To overcome some of the difficulties inherent in counting individual species, another approach is to look at habitat diversity. Habitat, from the French habitaire – to dwell, is simply the place where a plant or animal is normally found. Water lily, for example, grows on the surface of still water. Ponds or channels are therefore habitat for the water lily. Because many species of plants and animals may share the same habitats or habitat types, counting habitat types within an area can substitute for counting species. The same ideas and measurements apply to habitats, however, because species are not actually counted, the results are less direct and more assumptive. The ecological analysis that WRT (Wallace, Roberts and Todd) applied to Boyce Mayview relied heavily on habitat characterization and mapping. They applied certain size criteria and looked at the balance between interior (deep, contiguous forest) and edge habitat. To actually know if these habitats support the full potential of regional diversity, further inventory will have to be done. Still, the approach is quite valid and a good way of characterizing diversity within a limited time frame.
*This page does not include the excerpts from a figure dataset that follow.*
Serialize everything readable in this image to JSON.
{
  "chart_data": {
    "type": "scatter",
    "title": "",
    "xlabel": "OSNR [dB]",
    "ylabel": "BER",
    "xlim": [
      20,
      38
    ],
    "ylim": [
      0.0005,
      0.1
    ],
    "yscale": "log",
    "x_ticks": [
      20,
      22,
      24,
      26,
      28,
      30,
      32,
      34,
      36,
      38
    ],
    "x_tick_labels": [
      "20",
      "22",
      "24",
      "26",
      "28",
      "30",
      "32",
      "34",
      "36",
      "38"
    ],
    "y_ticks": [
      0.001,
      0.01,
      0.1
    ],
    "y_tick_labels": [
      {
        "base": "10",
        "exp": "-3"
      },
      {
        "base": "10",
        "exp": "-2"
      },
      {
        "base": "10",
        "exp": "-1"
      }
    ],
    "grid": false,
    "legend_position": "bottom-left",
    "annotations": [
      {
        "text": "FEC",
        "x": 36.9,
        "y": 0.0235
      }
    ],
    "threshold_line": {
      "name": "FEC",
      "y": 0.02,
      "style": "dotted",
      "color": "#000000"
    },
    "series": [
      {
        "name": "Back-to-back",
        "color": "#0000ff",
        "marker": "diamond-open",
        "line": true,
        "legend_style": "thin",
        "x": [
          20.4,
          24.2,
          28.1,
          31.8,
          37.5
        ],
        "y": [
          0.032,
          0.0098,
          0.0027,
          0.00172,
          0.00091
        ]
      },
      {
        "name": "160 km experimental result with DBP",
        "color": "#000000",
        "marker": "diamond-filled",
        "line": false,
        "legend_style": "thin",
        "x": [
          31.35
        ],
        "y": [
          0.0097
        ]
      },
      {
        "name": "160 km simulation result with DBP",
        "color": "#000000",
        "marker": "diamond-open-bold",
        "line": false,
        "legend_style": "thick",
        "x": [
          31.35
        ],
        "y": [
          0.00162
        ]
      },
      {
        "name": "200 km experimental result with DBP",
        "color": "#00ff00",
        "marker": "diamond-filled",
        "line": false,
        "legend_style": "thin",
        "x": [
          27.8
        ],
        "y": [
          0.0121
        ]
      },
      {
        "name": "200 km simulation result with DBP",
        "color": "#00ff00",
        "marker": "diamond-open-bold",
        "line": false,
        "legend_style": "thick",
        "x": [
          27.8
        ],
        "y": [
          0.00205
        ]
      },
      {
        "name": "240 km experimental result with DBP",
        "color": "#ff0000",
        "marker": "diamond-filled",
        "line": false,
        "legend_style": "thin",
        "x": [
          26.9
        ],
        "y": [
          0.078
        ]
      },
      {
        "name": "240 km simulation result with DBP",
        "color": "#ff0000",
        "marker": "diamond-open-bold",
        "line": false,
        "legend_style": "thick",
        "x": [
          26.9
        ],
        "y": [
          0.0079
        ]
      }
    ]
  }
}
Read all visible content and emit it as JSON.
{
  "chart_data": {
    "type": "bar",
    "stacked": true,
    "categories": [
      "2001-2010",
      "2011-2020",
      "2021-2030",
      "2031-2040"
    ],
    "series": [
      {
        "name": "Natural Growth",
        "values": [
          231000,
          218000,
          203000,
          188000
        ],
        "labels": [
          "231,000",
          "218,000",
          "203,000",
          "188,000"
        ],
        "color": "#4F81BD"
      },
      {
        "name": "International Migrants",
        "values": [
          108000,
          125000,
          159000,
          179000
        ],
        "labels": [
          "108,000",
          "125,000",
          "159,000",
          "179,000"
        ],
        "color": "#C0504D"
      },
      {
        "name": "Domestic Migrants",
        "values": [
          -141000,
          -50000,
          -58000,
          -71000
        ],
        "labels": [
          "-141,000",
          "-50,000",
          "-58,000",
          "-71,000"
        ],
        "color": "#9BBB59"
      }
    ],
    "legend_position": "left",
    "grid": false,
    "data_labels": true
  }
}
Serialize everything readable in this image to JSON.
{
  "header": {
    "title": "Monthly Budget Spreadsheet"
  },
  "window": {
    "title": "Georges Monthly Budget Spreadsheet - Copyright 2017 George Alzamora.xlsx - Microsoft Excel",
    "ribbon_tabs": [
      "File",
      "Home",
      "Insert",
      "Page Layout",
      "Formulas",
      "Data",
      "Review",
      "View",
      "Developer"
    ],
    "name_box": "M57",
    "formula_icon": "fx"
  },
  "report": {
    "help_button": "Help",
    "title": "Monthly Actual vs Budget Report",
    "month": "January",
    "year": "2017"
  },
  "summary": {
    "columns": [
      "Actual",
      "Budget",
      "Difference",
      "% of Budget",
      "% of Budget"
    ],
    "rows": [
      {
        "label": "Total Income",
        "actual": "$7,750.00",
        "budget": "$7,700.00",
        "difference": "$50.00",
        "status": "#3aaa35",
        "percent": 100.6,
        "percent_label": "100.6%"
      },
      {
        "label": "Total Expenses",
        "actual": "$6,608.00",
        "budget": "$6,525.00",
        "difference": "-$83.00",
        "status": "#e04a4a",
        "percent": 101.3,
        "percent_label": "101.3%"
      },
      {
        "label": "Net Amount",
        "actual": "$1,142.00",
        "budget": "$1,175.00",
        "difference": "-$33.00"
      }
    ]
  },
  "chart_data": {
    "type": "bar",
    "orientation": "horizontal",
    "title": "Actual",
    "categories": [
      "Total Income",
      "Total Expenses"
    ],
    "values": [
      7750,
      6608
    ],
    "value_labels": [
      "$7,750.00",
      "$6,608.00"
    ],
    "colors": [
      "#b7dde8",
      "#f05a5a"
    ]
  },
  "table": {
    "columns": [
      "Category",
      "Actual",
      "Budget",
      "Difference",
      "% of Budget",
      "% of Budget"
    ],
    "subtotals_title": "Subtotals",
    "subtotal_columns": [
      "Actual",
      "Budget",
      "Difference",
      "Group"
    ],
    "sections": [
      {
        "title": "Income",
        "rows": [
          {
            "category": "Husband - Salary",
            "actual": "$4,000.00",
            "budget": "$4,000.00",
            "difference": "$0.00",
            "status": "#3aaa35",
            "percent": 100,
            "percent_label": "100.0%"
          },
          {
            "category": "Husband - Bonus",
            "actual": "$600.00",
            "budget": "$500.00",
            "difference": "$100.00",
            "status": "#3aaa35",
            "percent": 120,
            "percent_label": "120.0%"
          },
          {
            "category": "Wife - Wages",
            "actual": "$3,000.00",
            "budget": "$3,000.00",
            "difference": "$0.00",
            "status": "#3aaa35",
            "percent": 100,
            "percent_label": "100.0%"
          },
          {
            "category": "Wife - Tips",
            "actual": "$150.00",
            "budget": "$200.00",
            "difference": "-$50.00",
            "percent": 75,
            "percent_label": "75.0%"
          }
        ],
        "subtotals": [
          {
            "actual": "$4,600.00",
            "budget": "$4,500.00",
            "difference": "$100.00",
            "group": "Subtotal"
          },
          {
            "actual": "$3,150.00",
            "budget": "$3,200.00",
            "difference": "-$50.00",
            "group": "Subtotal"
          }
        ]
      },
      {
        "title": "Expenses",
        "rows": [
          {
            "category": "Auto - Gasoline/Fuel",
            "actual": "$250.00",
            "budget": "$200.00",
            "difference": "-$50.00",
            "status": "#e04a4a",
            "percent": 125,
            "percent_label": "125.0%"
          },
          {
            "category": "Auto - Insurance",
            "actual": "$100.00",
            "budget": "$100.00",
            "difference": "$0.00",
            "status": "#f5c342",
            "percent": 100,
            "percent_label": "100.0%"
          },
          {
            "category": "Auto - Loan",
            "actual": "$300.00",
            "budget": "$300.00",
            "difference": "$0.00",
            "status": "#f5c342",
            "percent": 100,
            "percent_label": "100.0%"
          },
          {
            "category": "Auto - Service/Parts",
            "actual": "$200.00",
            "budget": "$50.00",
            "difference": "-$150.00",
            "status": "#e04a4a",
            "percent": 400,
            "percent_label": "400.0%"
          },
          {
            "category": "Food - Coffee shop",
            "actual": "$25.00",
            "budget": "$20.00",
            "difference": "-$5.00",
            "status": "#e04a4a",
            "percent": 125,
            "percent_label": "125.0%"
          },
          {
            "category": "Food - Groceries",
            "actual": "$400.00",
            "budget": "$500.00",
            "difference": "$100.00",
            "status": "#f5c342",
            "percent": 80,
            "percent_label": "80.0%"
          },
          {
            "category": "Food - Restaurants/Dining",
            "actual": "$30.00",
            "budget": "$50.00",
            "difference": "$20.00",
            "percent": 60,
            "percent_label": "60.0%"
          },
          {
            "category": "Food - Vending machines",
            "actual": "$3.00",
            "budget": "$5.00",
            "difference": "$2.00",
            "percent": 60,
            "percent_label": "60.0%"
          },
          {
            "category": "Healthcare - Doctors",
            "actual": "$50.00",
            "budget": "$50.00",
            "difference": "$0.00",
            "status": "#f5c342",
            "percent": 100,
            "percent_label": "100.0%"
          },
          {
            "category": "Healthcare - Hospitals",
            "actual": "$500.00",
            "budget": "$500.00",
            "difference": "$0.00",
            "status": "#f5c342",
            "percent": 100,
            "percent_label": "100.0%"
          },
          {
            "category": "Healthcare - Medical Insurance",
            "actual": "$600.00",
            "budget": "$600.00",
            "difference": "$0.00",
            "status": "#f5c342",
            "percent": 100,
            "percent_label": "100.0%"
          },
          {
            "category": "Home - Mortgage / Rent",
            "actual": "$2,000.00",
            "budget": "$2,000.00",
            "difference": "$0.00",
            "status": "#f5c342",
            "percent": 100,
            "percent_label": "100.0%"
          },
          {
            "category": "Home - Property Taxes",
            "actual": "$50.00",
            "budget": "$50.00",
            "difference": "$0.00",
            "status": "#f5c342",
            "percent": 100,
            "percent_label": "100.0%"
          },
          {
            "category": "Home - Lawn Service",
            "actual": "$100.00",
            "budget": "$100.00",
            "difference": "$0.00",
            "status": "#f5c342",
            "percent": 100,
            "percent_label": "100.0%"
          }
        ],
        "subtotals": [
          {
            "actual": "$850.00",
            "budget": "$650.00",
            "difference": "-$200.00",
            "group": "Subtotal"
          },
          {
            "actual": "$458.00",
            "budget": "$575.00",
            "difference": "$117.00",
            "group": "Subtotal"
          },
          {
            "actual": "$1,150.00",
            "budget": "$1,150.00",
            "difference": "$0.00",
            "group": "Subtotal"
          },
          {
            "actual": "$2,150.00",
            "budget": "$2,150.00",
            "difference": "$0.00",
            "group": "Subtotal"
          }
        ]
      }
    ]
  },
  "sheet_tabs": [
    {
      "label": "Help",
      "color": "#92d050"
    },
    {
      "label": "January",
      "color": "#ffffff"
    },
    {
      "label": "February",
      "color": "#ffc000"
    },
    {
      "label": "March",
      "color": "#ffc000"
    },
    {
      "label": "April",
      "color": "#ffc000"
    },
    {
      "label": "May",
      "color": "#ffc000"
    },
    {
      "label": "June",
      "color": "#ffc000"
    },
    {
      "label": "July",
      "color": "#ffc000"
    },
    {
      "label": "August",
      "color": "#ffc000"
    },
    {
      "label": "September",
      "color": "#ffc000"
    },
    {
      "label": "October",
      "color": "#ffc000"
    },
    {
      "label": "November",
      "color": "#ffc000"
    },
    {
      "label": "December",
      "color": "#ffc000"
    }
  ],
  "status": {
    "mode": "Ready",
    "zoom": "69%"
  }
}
We can all help to maintain and, in some cases, restore the natural diversity of an area through our individual and collective choices. We can work to minimizing the area that we develop, restore forest cover, provide habitat corridors along our streams, control exotic species, encourage the planting of native species, improve water quality in our streams and rivers, reduce the (casual) use of pesticides and herbicides, and utilize a whole host of other approaches. Biodiversity is a big concept to wrap our arms around but the collective arms of CLS are making a difference right here in this small sliver of the world.